Benny grinned back. “I know,” he said. “Sorry.”

Uncle Gordon sighed deeply and glanced at his watch. “Hellfire,” he said. “I’ve got to go. I’ve got sixteen South Korean venture capitalists sitting round a table drumming their fingers waiting for me. I told them I was just nipping out for a piss. See you later, all right?”

Uncle departed in a flurry of clomping feet and mislaid car keys, leaving the usual empty silence behind him; when
he left a room, it tended to be far emptier than it had been before he arrived, as if his exit had drained all the energy from it. But stillness, peace and quiet are what you need when you’re revising, and Benny was (he noticed with a degree of mild surprise) doing just that. At least, he was reading the notes and uploading data into his medium-term memory; but it was coming in hermetically sealed and labelled WARNING–UNRELIABLE, with one of those toxic-waste symbols stencilled on each package. He really wasn’t sure he wanted stuff like that in his head, in case it leaked out and got into something important. So he sealed off the bit of his brain he thought with from the warehouse space, and occupied it with thoughts like—

Well, he was very good about it, really.

Yes, except—

What?

I’m still not entirely sure what he was being very good
about
.

Excuse me?

I mean, it’s not like I’d done anything wrong—

Whoa there, cowboy. You disproved the laws of thermodynamics, for crying out loud.

Yes? So? I mean, if they’re wrong, they’re wrong.
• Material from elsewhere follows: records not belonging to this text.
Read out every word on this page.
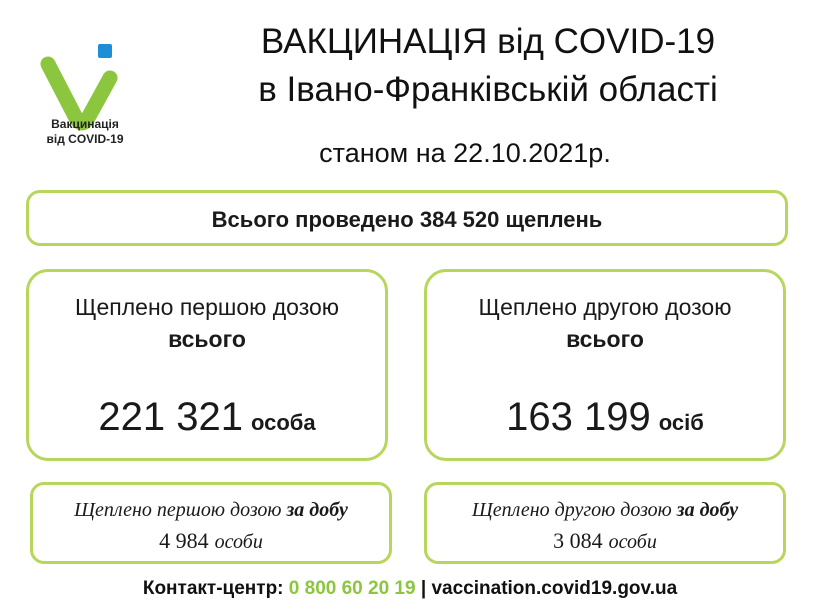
Вакцинація
від COVID-19
ВАКЦИНАЦІЯ від COVID-19
в Івано-Франківській області
станом на 22.10.2021р.
Всього проведено 384 520 щеплень
Щеплено першою дозою
всього
221 321 особа
Щеплено другою дозою
всього
163 199 осіб
Щеплено першою дозою за добу
4 984 особи
Щеплено другою дозою за добу
3 084 особи
Контакт-центр: 0 800 60 20 19 | vaccination.covid19.gov.ua
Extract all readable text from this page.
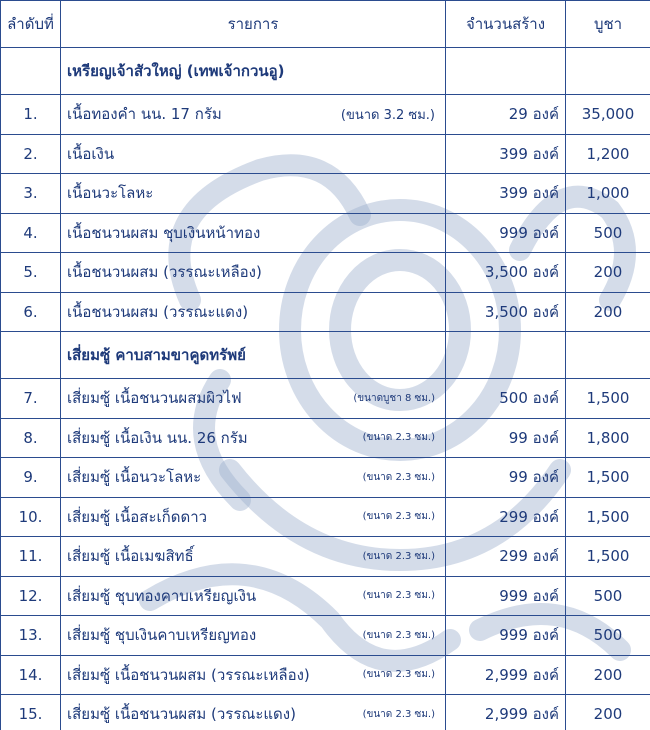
ลำดับที่	รายการ	จำนวนสร้าง	บูชา
	เหรียญเจ้าสัวใหญ่ (เทพเจ้ากวนอู)		
1.	เนื้อทองคำ นน. 17 กรัม (ขนาด 3.2 ซม.)	29 องค์	35,000
2.	เนื้อเงิน	399 องค์	1,200
3.	เนื้อนวะโลหะ	399 องค์	1,000
4.	เนื้อชนวนผสม ชุบเงินหน้าทอง	999 องค์	500
5.	เนื้อชนวนผสม (วรรณะเหลือง)	3,500 องค์	200
6.	เนื้อชนวนผสม (วรรณะแดง)	3,500 องค์	200
	เสี่ยมซู้ คาบสามขาคูดทรัพย์		
7.	เสี่ยมซู้ เนื้อชนวนผสมผิวไฟ (ขนาดบูชา 8 ซม.)	500 องค์	1,500
8.	เสี่ยมซู้ เนื้อเงิน นน. 26 กรัม (ขนาด 2.3 ซม.)	99 องค์	1,800
9.	เสี่ยมซู้ เนื้อนวะโลหะ (ขนาด 2.3 ซม.)	99 องค์	1,500
10.	เสี่ยมซู้ เนื้อสะเก็ดดาว (ขนาด 2.3 ซม.)	299 องค์	1,500
11.	เสี่ยมซู้ เนื้อเมฆสิทธิ์ (ขนาด 2.3 ซม.)	299 องค์	1,500
12.	เสี่ยมซู้ ชุบทองคาบเหรียญเงิน (ขนาด 2.3 ซม.)	999 องค์	500
13.	เสี่ยมซู้ ชุบเงินคาบเหรียญทอง (ขนาด 2.3 ซม.)	999 องค์	500
14.	เสี่ยมซู้ เนื้อชนวนผสม (วรรณะเหลือง) (ขนาด 2.3 ซม.)	2,999 องค์	200
15.	เสี่ยมซู้ เนื้อชนวนผสม (วรรณะแดง) (ขนาด 2.3 ซม.)	2,999 องค์	200
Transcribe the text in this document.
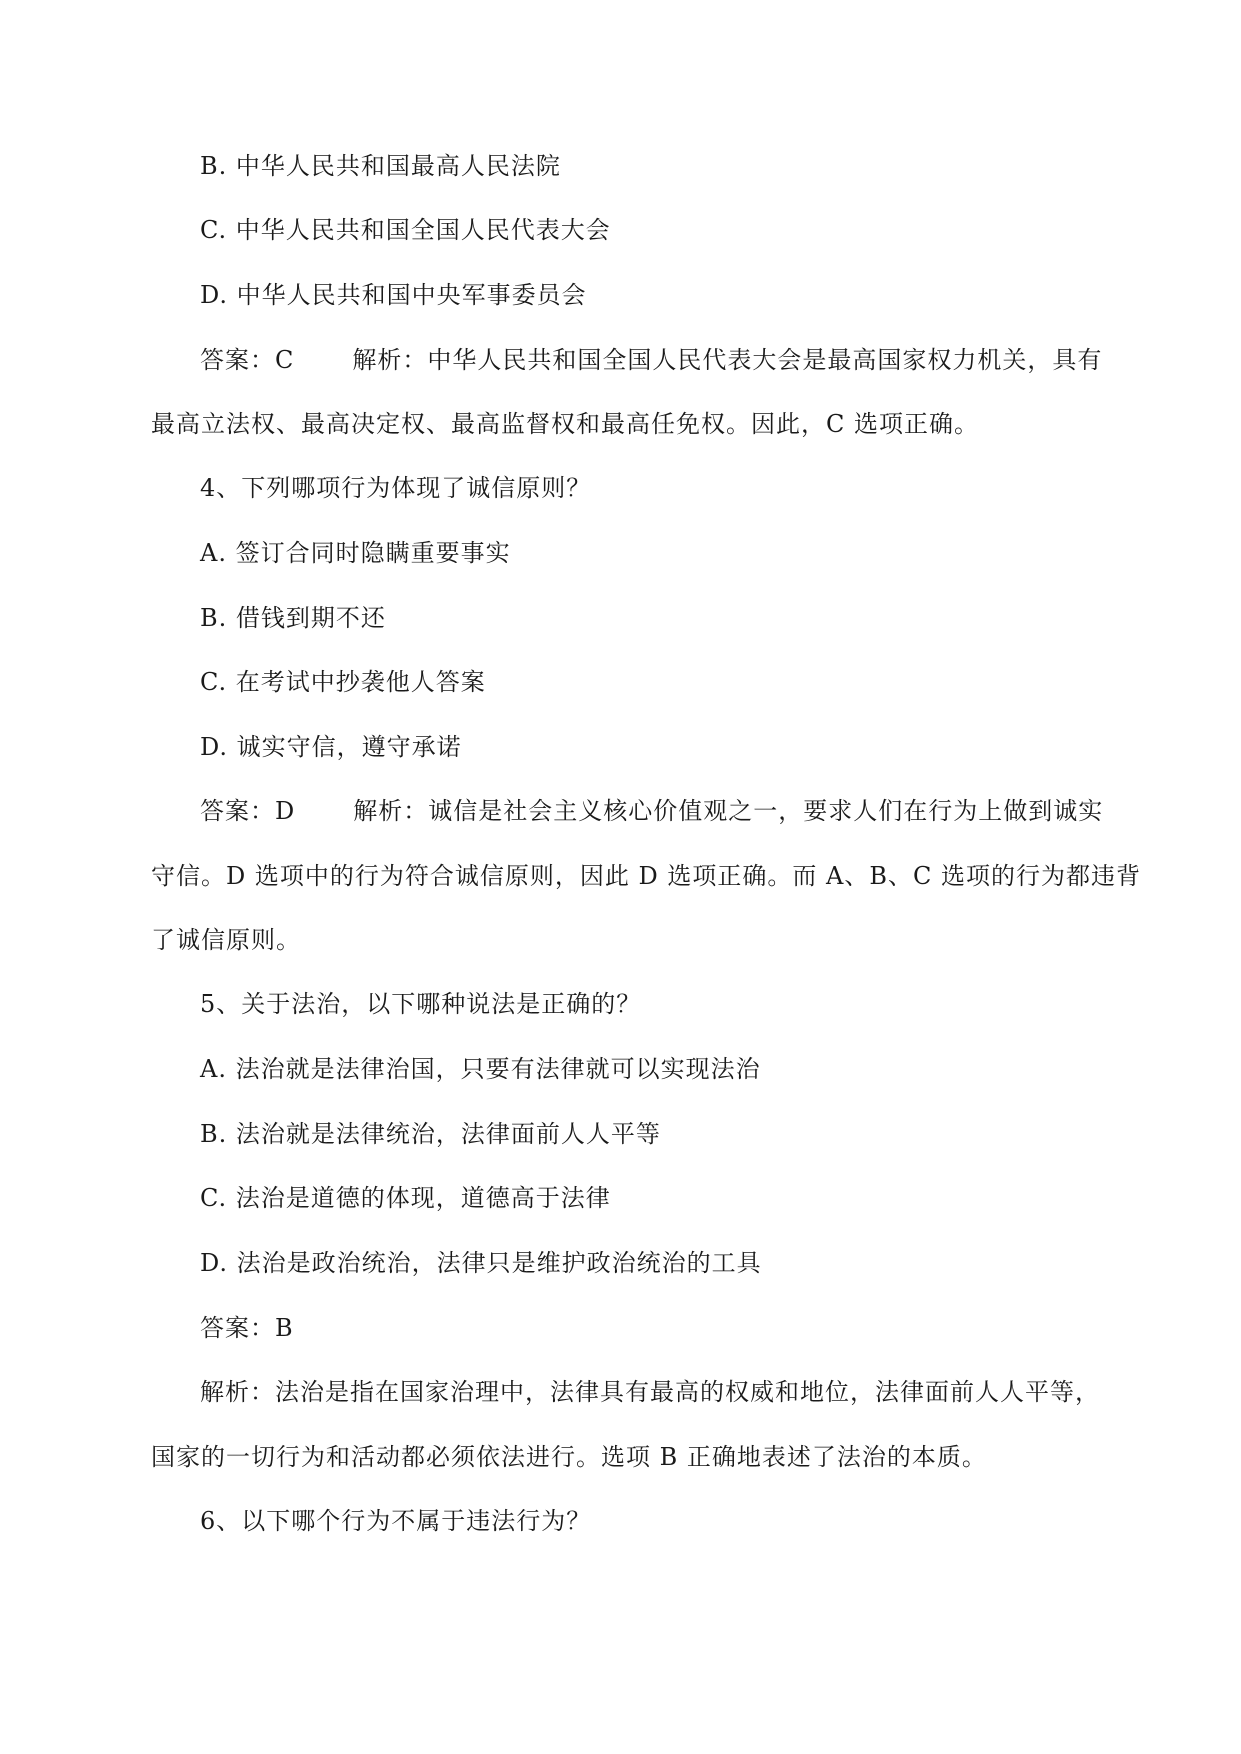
B. 中华人民共和国最高人民法院
C. 中华人民共和国全国人民代表大会
D. 中华人民共和国中央军事委员会
答案：C 解析：中华人民共和国全国人民代表大会是最高国家权力机关，具有
最高立法权、最高决定权、最高监督权和最高任免权。因此，C 选项正确。
4、下列哪项行为体现了诚信原则？
A. 签订合同时隐瞒重要事实
B. 借钱到期不还
C. 在考试中抄袭他人答案
D. 诚实守信，遵守承诺
答案：D 解析：诚信是社会主义核心价值观之一，要求人们在行为上做到诚实
守信。D 选项中的行为符合诚信原则，因此 D 选项正确。而 A、B、C 选项的行为都违背
了诚信原则。
5、关于法治，以下哪种说法是正确的？
A. 法治就是法律治国，只要有法律就可以实现法治
B. 法治就是法律统治，法律面前人人平等
C. 法治是道德的体现，道德高于法律
D. 法治是政治统治，法律只是维护政治统治的工具
答案：B
解析：法治是指在国家治理中，法律具有最高的权威和地位，法律面前人人平等，
国家的一切行为和活动都必须依法进行。选项 B 正确地表述了法治的本质。
6、以下哪个行为不属于违法行为？
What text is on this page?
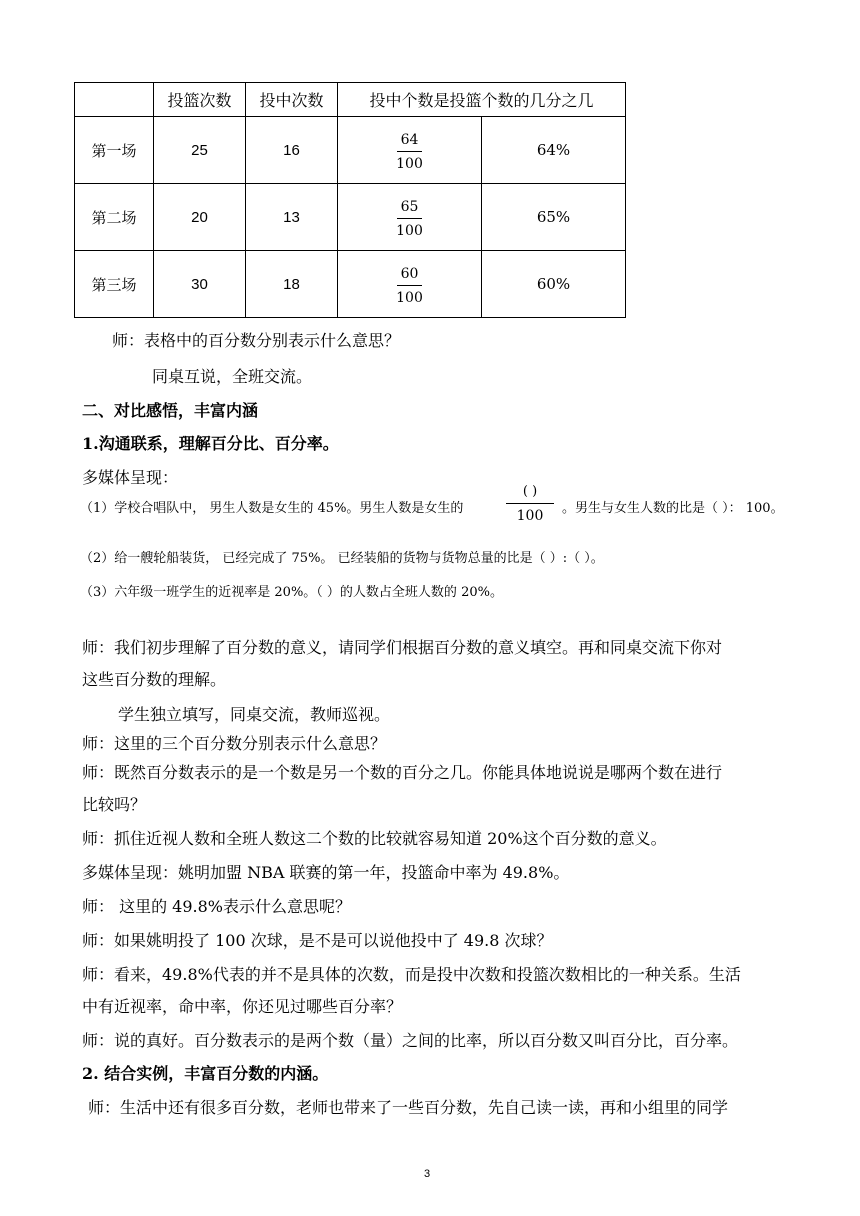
	投篮次数	投中次数	投中个数是投篮个数的几分之几	
第一场	25	16	$\frac{64}{100}$	64%
第二场	20	13	$\frac{65}{100}$	65%
第三场	30	18	$\frac{60}{100}$	60%
师：表格中的百分数分别表示什么意思？
同桌互说，全班交流。
二、对比感悟，丰富内涵
1.沟通联系，理解百分比、百分率。
多媒体呈现：
（1）学校合唱队中， 男生人数是女生的 45%。男生人数是女生的
( )
100	。男生与女生人数的比是（ ）： 100。
（2）给一艘轮船装货， 已经完成了 75%。 已经装船的货物与货物总量的比是（ ）:（ ）。
（3）六年级一班学生的近视率是 20%。（ ）的人数占全班人数的 20%。
师：我们初步理解了百分数的意义，请同学们根据百分数的意义填空。再和同桌交流下你对
这些百分数的理解。
学生独立填写，同桌交流，教师巡视。
师：这里的三个百分数分别表示什么意思？
师：既然百分数表示的是一个数是另一个数的百分之几。你能具体地说说是哪两个数在进行
比较吗？
师：抓住近视人数和全班人数这二个数的比较就容易知道 20%这个百分数的意义。
多媒体呈现：姚明加盟 NBA 联赛的第一年，投篮命中率为 49.8%。
师： 这里的 49.8%表示什么意思呢？
师：如果姚明投了 100 次球，是不是可以说他投中了 49.8 次球？
师：看来，49.8%代表的并不是具体的次数，而是投中次数和投篮次数相比的一种关系。生活
中有近视率，命中率，你还见过哪些百分率？
师：说的真好。百分数表示的是两个数（量）之间的比率，所以百分数又叫百分比，百分率。
2. 结合实例，丰富百分数的内涵。
师：生活中还有很多百分数，老师也带来了一些百分数，先自己读一读，再和小组里的同学
3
Sure. That’s like saying, Stoke-on-Trent is a pretty horrible place, so let’s burn it to the ground. You can’t do that. People
live
there. At the very least, you’ve got to give them time to get their things and move out. Same with trashing the foundations of accepted knowledge. You can’t just light the fuse and run away. Well, can you?

Actually, I quite like Stoke-on-Trent.

Bull. You’ve never even been there.

I so have. On a train.

Passing through. Looking out the window. That doesn’t count.